Oui, de même qu’il nous faut accueillir le Mystère de Jésus, de même il nous faut accueillir et aimer le Mystère de l’Eglise. Et comme l’écrit le théologien Romano Guardini dans sa belle méditation sur la mission de l’Eglise, je cite : « Nous devons dire, et avec un grand sérieux, que l’Eglise et chacun de ceux qui déclarent Lui appartenir, chacun de nous révèle le Christ et chacun Le voit aussi. » Jamais nous devons parler de l’Eglise comme si Elle se situait ailleurs et que nous puissions la considérer, l’analyser, porter un jugement sur Elle, constater ses responsabilités et ses insuffisances… Toujours je dois m’inclure moi-même dans l’image que je me fais d’Elle rapportée à moi aussi, le jugement que je porte sur Elle.
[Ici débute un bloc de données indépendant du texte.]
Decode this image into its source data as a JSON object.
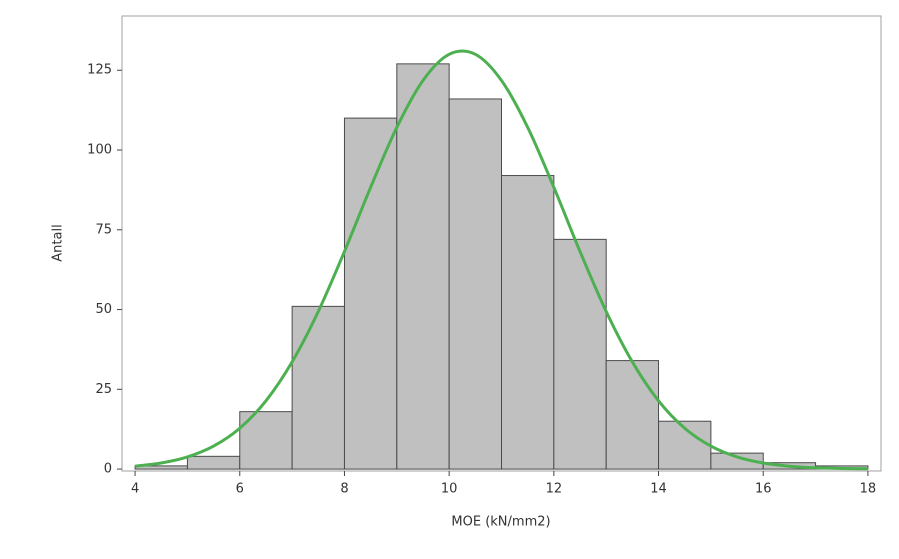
{
  "chart_data": {
    "type": "histogram",
    "x_label": "MOE (kN/mm2)",
    "y_label": "Antall",
    "bins": [
      4,
      5,
      6,
      7,
      8,
      9,
      10,
      11,
      12,
      13,
      14,
      15,
      16,
      17,
      18
    ],
    "values": [
      1,
      4,
      18,
      51,
      110,
      127,
      116,
      92,
      72,
      34,
      15,
      5,
      2,
      1
    ],
    "color": "#c0c0c0",
    "edge_color": "#4a4a4a",
    "xlim": [
      3.75,
      18.25
    ],
    "xticks": [
      4,
      6,
      8,
      10,
      12,
      14,
      16,
      18
    ],
    "ylim": [
      -0.6,
      142
    ],
    "yticks": [
      0,
      25,
      50,
      75,
      100,
      125
    ],
    "curve": {
      "type": "line",
      "color": "#4cb050",
      "x": [
        4,
        4.5,
        5,
        5.5,
        6,
        6.5,
        7,
        7.5,
        8,
        8.5,
        9,
        9.5,
        10,
        10.5,
        11,
        11.5,
        12,
        12.5,
        13,
        13.5,
        14,
        14.5,
        15,
        15.5,
        16,
        16.5,
        17,
        17.5,
        18
      ],
      "values": [
        0.9,
        1.9,
        3.8,
        7.2,
        12.8,
        21.4,
        33.6,
        49.4,
        68.2,
        88.3,
        107.1,
        121.8,
        130.0,
        130.0,
        121.8,
        107.1,
        88.3,
        68.2,
        49.4,
        33.6,
        21.4,
        12.8,
        7.2,
        3.8,
        1.9,
        0.9,
        0.4,
        0.2,
        0.1
      ]
    }
  }
}
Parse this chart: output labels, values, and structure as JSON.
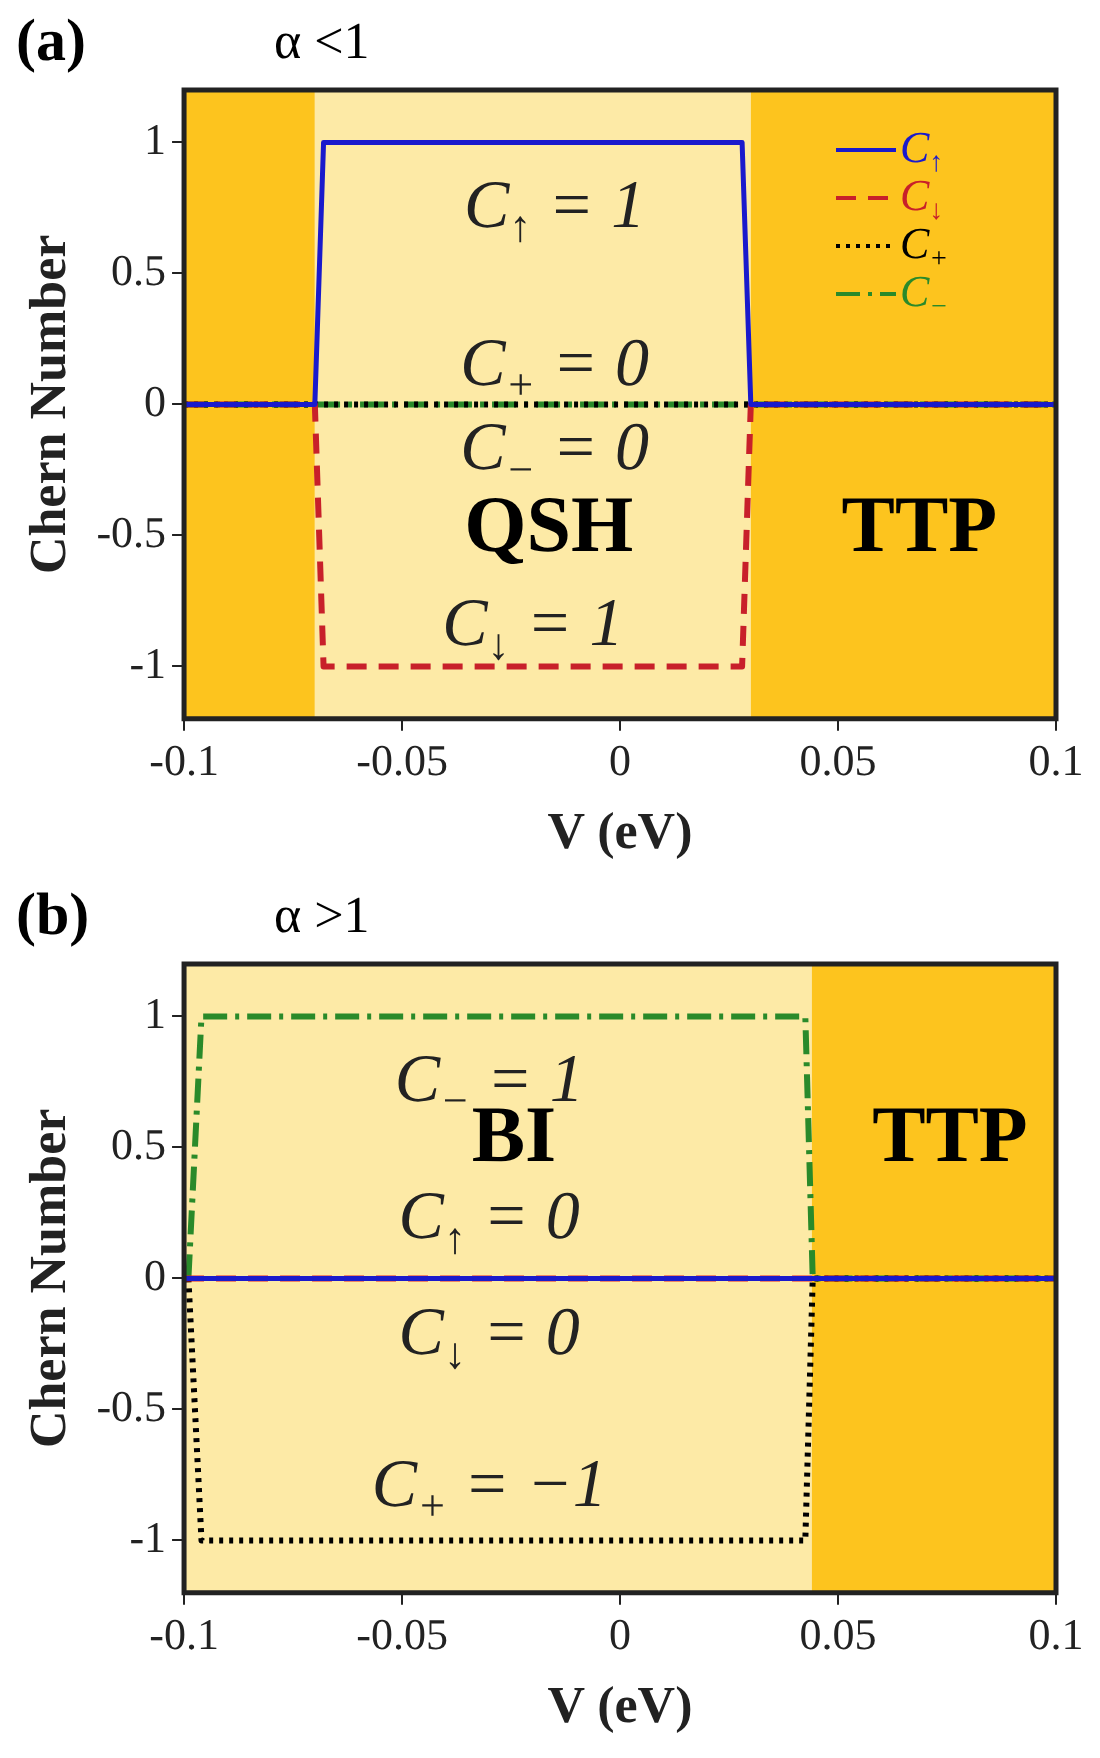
{
  "chart_data": [
    {
      "type": "line",
      "title": "(a)",
      "subtitle": "α <1",
      "xlabel": "V (eV)",
      "ylabel": "Chern Number",
      "xlim": [
        -0.1,
        0.1
      ],
      "xticks": [
        -0.1,
        -0.05,
        0,
        0.05,
        0.1
      ],
      "ylim": [
        -1.2,
        1.2
      ],
      "yticks": [
        -1,
        -0.5,
        0,
        0.5,
        1
      ],
      "grid": false,
      "legend": "top right",
      "marker": "none",
      "bands": [
        {
          "axis": "x",
          "from": -0.1,
          "to": -0.07,
          "color": "#fdc41e",
          "label": null
        },
        {
          "axis": "x",
          "from": -0.07,
          "to": 0.03,
          "color": "#fdeaa6",
          "label": "QSH"
        },
        {
          "axis": "x",
          "from": 0.03,
          "to": 0.1,
          "color": "#fdc41e",
          "label": "TTP"
        }
      ],
      "series": [
        {
          "name": "C$_{↑}$",
          "color": "#1a1acc",
          "line_style": "solid",
          "x": [
            -0.1,
            -0.07,
            -0.068,
            0.028,
            0.03,
            0.1
          ],
          "values": [
            0,
            0,
            1,
            1,
            0,
            0
          ]
        },
        {
          "name": "C$_{↓}$",
          "color": "#c8202a",
          "line_style": "dashed",
          "x": [
            -0.1,
            -0.07,
            -0.068,
            0.028,
            0.03,
            0.1
          ],
          "values": [
            0,
            0,
            -1,
            -1,
            0,
            0
          ]
        },
        {
          "name": "C$_{+}$",
          "color": "#000000",
          "line_style": "dotted",
          "x": [
            -0.1,
            0.1
          ],
          "values": [
            0,
            0
          ]
        },
        {
          "name": "C$_{−}$",
          "color": "#2a8a2a",
          "line_style": "dashdot",
          "x": [
            -0.1,
            0.1
          ],
          "values": [
            0,
            0
          ]
        }
      ],
      "annotations": [
        "C$_{↑}$ = 1",
        "C$_{+}$ = 0",
        "C$_{−}$ = 0",
        "C$_{↓}$ = 1"
      ]
    },
    {
      "type": "line",
      "title": "(b)",
      "subtitle": "α >1",
      "xlabel": "V (eV)",
      "ylabel": "Chern Number",
      "xlim": [
        -0.1,
        0.1
      ],
      "xticks": [
        -0.1,
        -0.05,
        0,
        0.05,
        0.1
      ],
      "ylim": [
        -1.2,
        1.2
      ],
      "yticks": [
        -1,
        -0.5,
        0,
        0.5,
        1
      ],
      "grid": false,
      "marker": "none",
      "bands": [
        {
          "axis": "x",
          "from": -0.1,
          "to": 0.044,
          "color": "#fdeaa6",
          "label": "BI"
        },
        {
          "axis": "x",
          "from": 0.044,
          "to": 0.1,
          "color": "#fdc41e",
          "label": "TTP"
        }
      ],
      "series": [
        {
          "color": "#1a1acc",
          "line_style": "solid",
          "x": [
            -0.1,
            0.1
          ],
          "values": [
            0,
            0
          ]
        },
        {
          "color": "#e02020",
          "line_style": "dashed",
          "x": [
            -0.1,
            0.1
          ],
          "values": [
            0,
            0
          ]
        },
        {
          "color": "#000000",
          "line_style": "dotted",
          "x": [
            -0.099,
            -0.096,
            0.0425,
            0.0442,
            0.1
          ],
          "values": [
            0,
            -1,
            -1,
            0,
            0
          ]
        },
        {
          "color": "#2a8a2a",
          "line_style": "dashdot",
          "x": [
            -0.099,
            -0.096,
            0.0425,
            0.0442,
            0.1
          ],
          "values": [
            0,
            1,
            1,
            0,
            0
          ]
        }
      ],
      "annotations": [
        "C$_{−}$ = 1",
        "C$_{↑}$ = 0",
        "C$_{↓}$ = 0",
        "C$_{+}$ = −1"
      ]
    }
  ]
}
Mystère de l’Eglise, saint Paul nous en parle, et nous comprenons que la vérité décrite par l’apôtre à propos de la communauté de Corinthe n’est pas un lointain souvenir mais une réalité vivace encore sous nos yeux : il m’a été rapporté qu’il y a entre vous des rivalités, des cripones. Chez les corinthiens certains prétendaient se rattacher à Paulos, d’autres à Pierre, et d’autres encore au Christ. Paul les invite à prendre de la hauteur et à ne pas voir dans cette communauté ecclésiale un rassemblement plus ou moins harmonieux de factions, ou encore d’appartenance selon les sentiments humains. Le fait d’avoir été baptisé par tel ou tel n’apporte rien de plus. C’est autour du Christ crucifié et ressuscité que les disciples doivent se rassembler. Le Christ est à l’intérieur de l’Eglise. En Le gardant Elle se garde Elle-même, car en dehors de Lui Elle n’est rien ! En Le comprenant, Lui et son message, Elle se comprend Elle-même car c’est Lui le sens de son existence. En Le transmettant, Elle vit.

Toute cette semaine nous avons prié pour l’unité des chrétiens et cette prière ne peut évidemment cesser. Elle répond à l’invitation du Seigneur Lui-même qui demande pour nous la perfection de l’unité. « Convertissez-vous, le Royaume est là ! » Le dépassement de nos particularismes et de nos esprits partisans, voire querelleurs, dans lesquels nous nous enfermons et nous nous complaisons bien souvent, sera un signe de notre conversion.

Alors, frères et sœurs, en cette Eucharistie, sacrement de l’unité par excellence, demandons à l’Esprit-Saint la Grâce de l’unité et de la communion, Amen.